We both prefer to talk to each other than text. We do texts during the work day when we are apart but once we are at home, we try to have a conversation with eye contact (well...as much as we can without having the toddler start a fire).
  
I’ll give an example of a recent ‘fight.’

We've been wanting to renovate our basement for the past year. It's been an ordeal and I won't get into details. My husband has taken the lead in planning the entire project.  

Anyway, it's the day before the contractor comes in and my husband has spent days cleaning and prepping the basement. He asks me to come look at it. 

We take a brief tour and I say (in an over-the-top enthusiastic tone) to him, "Wow, what an exciting project for you. You're gonna have so much fun doing this."

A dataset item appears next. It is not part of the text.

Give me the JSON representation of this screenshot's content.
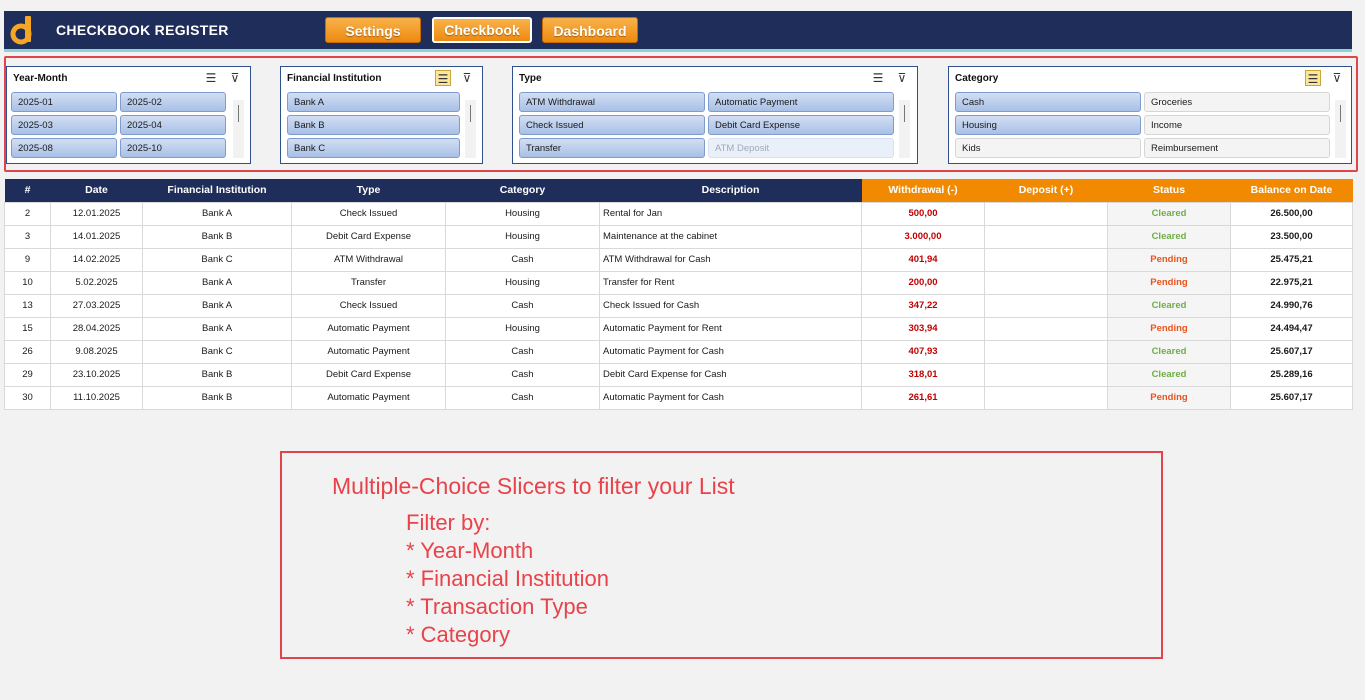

He looks at me and says, "Uh...it's been a headache planning this the past year. I'm doing this for us and it's not my project. It hasn't been fun. It's not going to be fun. It's not like you were going to do anything about our basement. I know you don't care about it but don't say it like that."

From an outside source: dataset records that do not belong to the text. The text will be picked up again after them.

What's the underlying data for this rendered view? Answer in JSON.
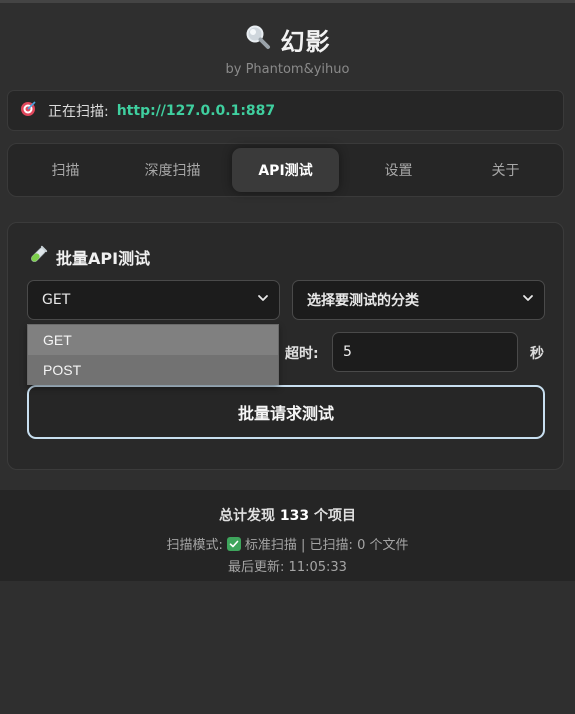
{
  "header": {
    "title": "幻影",
    "subtitle": "by Phantom&yihuo"
  },
  "scan": {
    "label": "正在扫描:",
    "url": "http://127.0.0.1:887"
  },
  "tabs": [
    {
      "label": "扫描",
      "active": false
    },
    {
      "label": "深度扫描",
      "active": false
    },
    {
      "label": "API测试",
      "active": true
    },
    {
      "label": "设置",
      "active": false
    },
    {
      "label": "关于",
      "active": false
    }
  ],
  "panel": {
    "title": "批量API测试",
    "method_select": {
      "value": "GET",
      "options": [
        "GET",
        "POST"
      ]
    },
    "category_select": {
      "value": "选择要测试的分类"
    },
    "timeout_label": "超时:",
    "timeout_value": "5",
    "timeout_unit": "秒",
    "run_button": "批量请求测试"
  },
  "footer": {
    "total_prefix": "总计发现",
    "total_count": "133",
    "total_suffix": "个项目",
    "mode_label": "扫描模式:",
    "mode_text": "标准扫描 | 已扫描: 0 个文件",
    "updated": "最后更新: 11:05:33"
  },
  "colors": {
    "accent_url": "#3fcf9f",
    "button_border": "#c8dff0",
    "check_green": "#3ea55c"
  }
}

So I stop and think. I think about the words I wanted to say at the moment.My first instinct was to react immediately to his words, to delve into the flaws of his character, making assumptions about what he said. 
What do you mean I don't care? While you're planning this project, I was also busy doing things for the house. You wouldn't have let me do this anyway because you're so particular about everything....blah blah blah.
However, I don't. 

Instead, I take a minute to process how he expressed himself, what his intention was and what he expected from me as a reaction when he wanted me to look at the basement the day before the renovations started. I think about how I reacted.

I respond calmly, "Yeah, you're right. I should have said I appreciate you for you doing this for us. She's going to have a pretty cool basement to play in. It looks like it's going to be a lot of work but you've done so much already and I think it's going to be great."

So Readers, have you ever taken a moment to think about how you communicate and how you like to be communicated to? Does your partner know this? What are their preferences?